Review by Jason Hricik
Release Date: February 13, 2015
Cast: Colin Firth, Samuel L. Jackson, Mark Strong, Taron Egerton, Michael Caine
Director: Matthew Vaughn
Studio: Marv Films
Distributor: 20th Century Fox
Genre(s): Spy, Action, Comedy
Based On The Secret Service comic book by Dave Gibbons and Mark Millar
Kingsman: The Secret Service is an interesting twist in the spy-film genre. If you like the zany humour of the classic 007 or The Avengers, or the ugly world of Bourne or Casino Royale, this movie is a refreshing mix. That may be why some critics haven’t liked it, because it is both when you may only be expecting either. If you are looking for a specifically gritty thriller or a kid-friendly classic… this ain’t that sort of movie.

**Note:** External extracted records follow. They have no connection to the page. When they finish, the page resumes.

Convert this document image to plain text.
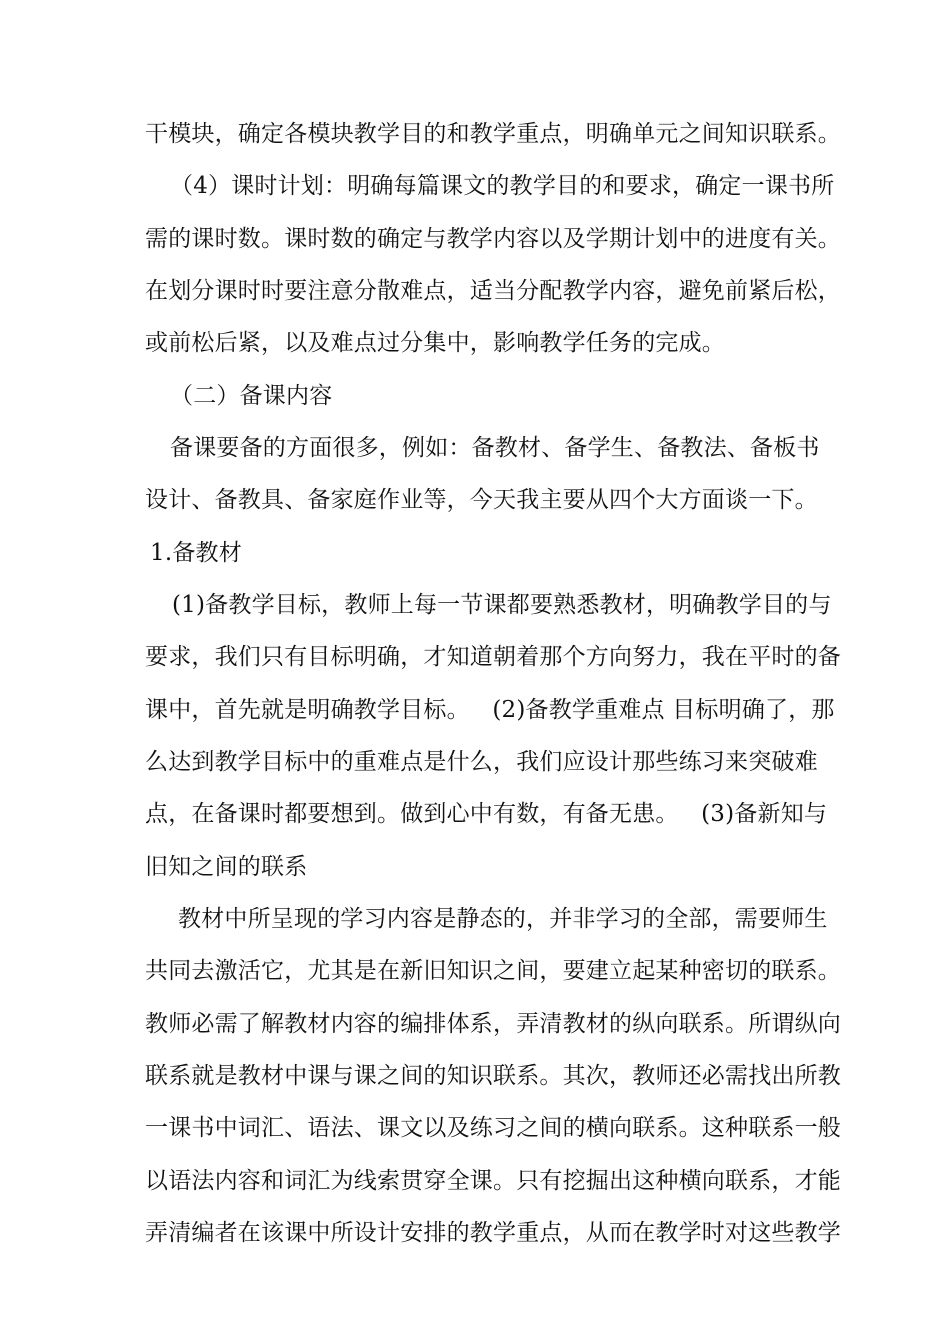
干模块，确定各模块教学目的和教学重点，明确单元之间知识联系。
（4）课时计划：明确每篇课文的教学目的和要求，确定一课书所
需的课时数。课时数的确定与教学内容以及学期计划中的进度有关。
在划分课时时要注意分散难点，适当分配教学内容，避免前紧后松，
或前松后紧，以及难点过分集中，影响教学任务的完成。
（二）备课内容
备课要备的方面很多，例如：备教材、备学生、备教法、备板书
设计、备教具、备家庭作业等，今天我主要从四个大方面谈一下。
1.备教材
(1)备教学目标，教师上每一节课都要熟悉教材，明确教学目的与
要求，我们只有目标明确，才知道朝着那个方向努力，我在平时的备
课中，首先就是明确教学目标。   (2)备教学重难点 目标明确了，那
么达到教学目标中的重难点是什么，我们应设计那些练习来突破难
点，在备课时都要想到。做到心中有数，有备无患。   (3)备新知与
旧知之间的联系
教材中所呈现的学习内容是静态的，并非学习的全部，需要师生
共同去激活它，尤其是在新旧知识之间，要建立起某种密切的联系。
教师必需了解教材内容的编排体系，弄清教材的纵向联系。所谓纵向
联系就是教材中课与课之间的知识联系。其次，教师还必需找出所教
一课书中词汇、语法、课文以及练习之间的横向联系。这种联系一般
以语法内容和词汇为线索贯穿全课。只有挖掘出这种横向联系，才能
弄清编者在该课中所设计安排的教学重点，从而在教学时对这些教学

Vaughn’s directing shows throughout, with fight scenes and ideology reminiscent of Kick-Ass and X-Men: First Class. The fight scenes flow with the cadence of a whitewater rapid, accelerating and decelerating to savor the action. The movie itself was charming and fun, with nods to many classics. The story was not complex and the character development was predictable but, in my opinion, the movie itself was entertaining.

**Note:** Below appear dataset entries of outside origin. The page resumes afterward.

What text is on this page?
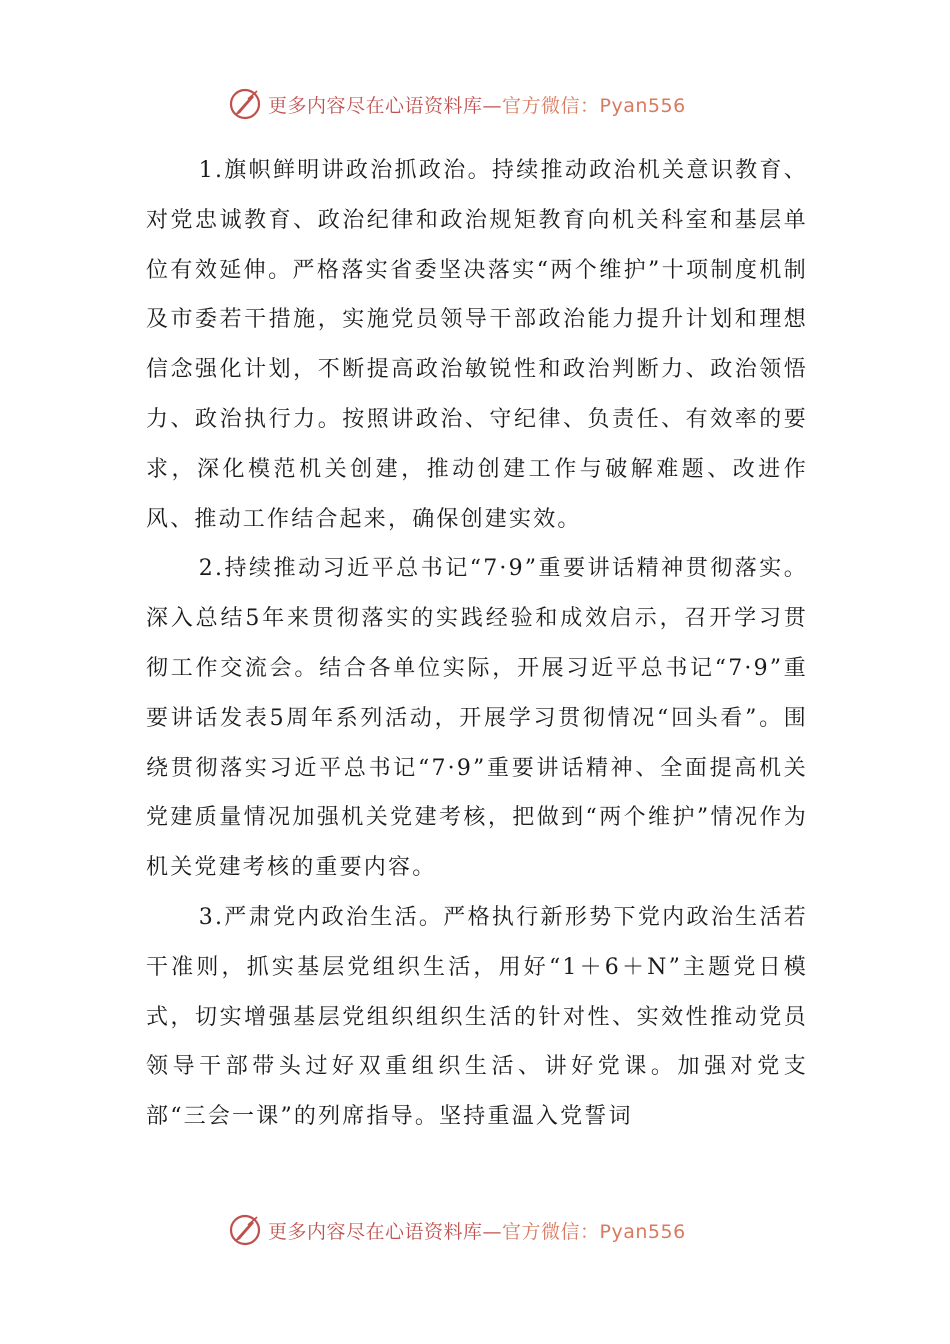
更多内容尽在心语资料库—官方微信：Pyan556

1.旗帜鲜明讲政治抓政治。持续推动政治机关意识教育、对党忠诚教育、政治纪律和政治规矩教育向机关科室和基层单位有效延伸。严格落实省委坚决落实“两个维护”十项制度机制及市委若干措施，实施党员领导干部政治能力提升计划和理想信念强化计划，不断提高政治敏锐性和政治判断力、政治领悟力、政治执行力。按照讲政治、守纪律、负责任、有效率的要求，深化模范机关创建，推动创建工作与破解难题、改进作风、推动工作结合起来，确保创建实效。

2.持续推动习近平总书记“7·9”重要讲话精神贯彻落实。深入总结5年来贯彻落实的实践经验和成效启示，召开学习贯彻工作交流会。结合各单位实际，开展习近平总书记“7·9”重要讲话发表5周年系列活动，开展学习贯彻情况“回头看”。围绕贯彻落实习近平总书记“7·9”重要讲话精神、全面提高机关党建质量情况加强机关党建考核，把做到“两个维护”情况作为机关党建考核的重要内容。

3.严肃党内政治生活。严格执行新形势下党内政治生活若干准则，抓实基层党组织生活，用好“1＋6＋N”主题党日模式，切实增强基层党组织组织生活的针对性、实效性推动党员领导干部带头过好双重组织生活、讲好党课。加强对党支部“三会一课”的列席指导。坚持重温入党誓词

更多内容尽在心语资料库—官方微信：Pyan556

Richmond Valentine (Samuel L. Jackson) is a memorable, megalomaniacal villain and Jackson does a great job with the role whose idiosyncrasies would be out of place in most other spy films. “Eggsy” (Taron Egerton) plays a British hooligan that comes of age under the mentorship of Harry “Galahad” Hart (Colin Firth), a proper English gentleman and agent of the stateless spy agency, The Kingsman.
Final Thoughts: This isn’t a movie for children, not only because of the violence, language, and innuendo, rather, it’s because of the impressionable, charismatic, and suave demeanor of the protagonists. The bespoke suits, characters, action, and humor made this an entertaining movie I would share with friends, but I would have liked to see more complexity to the story.